“Ue vuole auto più ecologiche? I prezzi saliranno”, l'avvertimento di Volkswagen 

Il gruppo tedesco sulla decisione di Bruxelles di ridurre del 37,5% in dieci anni le emissioni dei veicoli: “Inevitabili oneri aggiuntivi sui costi”

Il Gruppo Volkswagen è convinto che l'aumento dei costi dei materiali per conformarsi alle norme alle nuove emissioni di Co2, che la Ue vuole ridurre del 37,5% in dieci anni, farà aumentare significativamente il prezzo delle sue auto nel medio termine. Le auto più economiche - riferisce Automotive News Europe - vedranno proporzionalmente i maggiori aumenti di prezzo, ha detto Volkswagen, con l'aumento dei requisiti di sicurezza e un onere aggiuntivo sui costi. 

"Volkswagen sta facendo il possibile per contrastare l'aumento dei costi - ha sottolineato Christian Dahlheim, responsabile vendite di VW - Tuttavia, è chiaro che non sarà possibile compensare completamente i maggiori costi dei materiali". Negli ultimi mesi la pressione sui conti delle case automobilistiche è aumentata costantemente, culminando l'anno scorso in una serie di avvertimenti sui profitti. In questo anno, le tensioni commerciali sembrano destinate a persistere, mentre le preoccupazioni per la Brexit sono in aumento e nel 2018 il mercato automobilistico cinese - il più grande a livello mondiale - è sceso per la prima volta dopo venti anni.

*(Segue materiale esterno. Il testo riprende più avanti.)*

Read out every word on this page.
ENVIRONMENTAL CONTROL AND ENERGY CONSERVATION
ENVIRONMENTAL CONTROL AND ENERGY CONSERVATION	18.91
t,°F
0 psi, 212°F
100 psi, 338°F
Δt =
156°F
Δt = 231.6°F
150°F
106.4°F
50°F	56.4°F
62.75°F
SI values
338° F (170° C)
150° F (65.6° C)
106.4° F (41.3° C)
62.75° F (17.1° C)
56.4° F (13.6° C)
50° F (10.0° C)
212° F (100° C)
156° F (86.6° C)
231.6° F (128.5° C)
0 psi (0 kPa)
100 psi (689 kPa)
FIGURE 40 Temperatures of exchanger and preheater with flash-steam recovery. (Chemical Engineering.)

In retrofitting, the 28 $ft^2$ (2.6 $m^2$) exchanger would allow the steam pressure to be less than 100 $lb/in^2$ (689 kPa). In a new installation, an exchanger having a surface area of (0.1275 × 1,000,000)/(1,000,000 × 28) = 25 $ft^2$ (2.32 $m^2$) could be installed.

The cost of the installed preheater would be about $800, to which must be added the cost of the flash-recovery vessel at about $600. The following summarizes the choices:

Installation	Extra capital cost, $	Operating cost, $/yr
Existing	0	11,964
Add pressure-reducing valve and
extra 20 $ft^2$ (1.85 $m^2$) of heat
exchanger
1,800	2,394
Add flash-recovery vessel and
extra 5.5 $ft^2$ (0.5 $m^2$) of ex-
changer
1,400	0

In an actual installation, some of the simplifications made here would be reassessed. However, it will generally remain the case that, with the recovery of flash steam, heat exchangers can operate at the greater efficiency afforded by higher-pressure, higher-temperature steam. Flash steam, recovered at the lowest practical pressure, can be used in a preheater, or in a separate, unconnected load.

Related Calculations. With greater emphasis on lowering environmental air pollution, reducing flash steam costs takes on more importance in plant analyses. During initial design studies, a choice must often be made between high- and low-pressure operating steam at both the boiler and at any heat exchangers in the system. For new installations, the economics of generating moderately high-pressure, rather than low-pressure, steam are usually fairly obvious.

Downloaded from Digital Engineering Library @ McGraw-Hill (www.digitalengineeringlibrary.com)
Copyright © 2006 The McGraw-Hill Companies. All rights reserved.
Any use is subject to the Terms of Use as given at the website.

Sia Ford che Jaguar Land Rover hanno annunciato migliaia di tagli di posti di lavoro in Europa, ricorda Automotive News Europe. 

Oltre a questi fattori, ottenere redditività nel costoso passaggio alle auto elettriche rimane molto lontano. Le vendite di questo tipo di veicoli rappresentano ancora una quota minima delle consegne complessive, e la scarsa disponibilità di infrastrutture di ricarica non invoglia i consumatori a passare alle auto elettriche. Volkswagen ha venduto 100.000 veicoli plug-in e a batterie l'anno scorso, meno dell'1% del totale. "Le sfide per il nostro business non saranno facili, vista la volatilità degli sviluppi geopolitici", ha aggiunto Dahlheim, aggiungendo che VW è ben posizionata per affrontare le turbolenze del settore. 

Una serie di nuovi modelli dovrebbe aiutare ad arginare la marea di fattori negativi, ha detto il manager tedesco, come il VW T-Cross, la Seat Tarraco e la nuova generazione dell'Audi Q3. A limitare la crescita, le stime sulla domanda in Cina e in Europa, le due regioni chiave di VW, che dovrebbero attestarsi sui livelli del 2018 mentre il mercato automobilistico statunitense potrebbe diminuire leggermente. 

Lo sviluppo sostenibile dei nuovi modelli automobilistici sta diventando più difficile a causa delle regole più rigorose sulle emissioni, ha aggiunto Dahlheim. Di conseguenza, il gruppo sta rivedendo la sua gamma di modelli e varianti di motori, alla luce dei maggiori costi di sviluppo e produzione, un problema che interessa l'intera industria automobilistica, "non solo Volkswagen".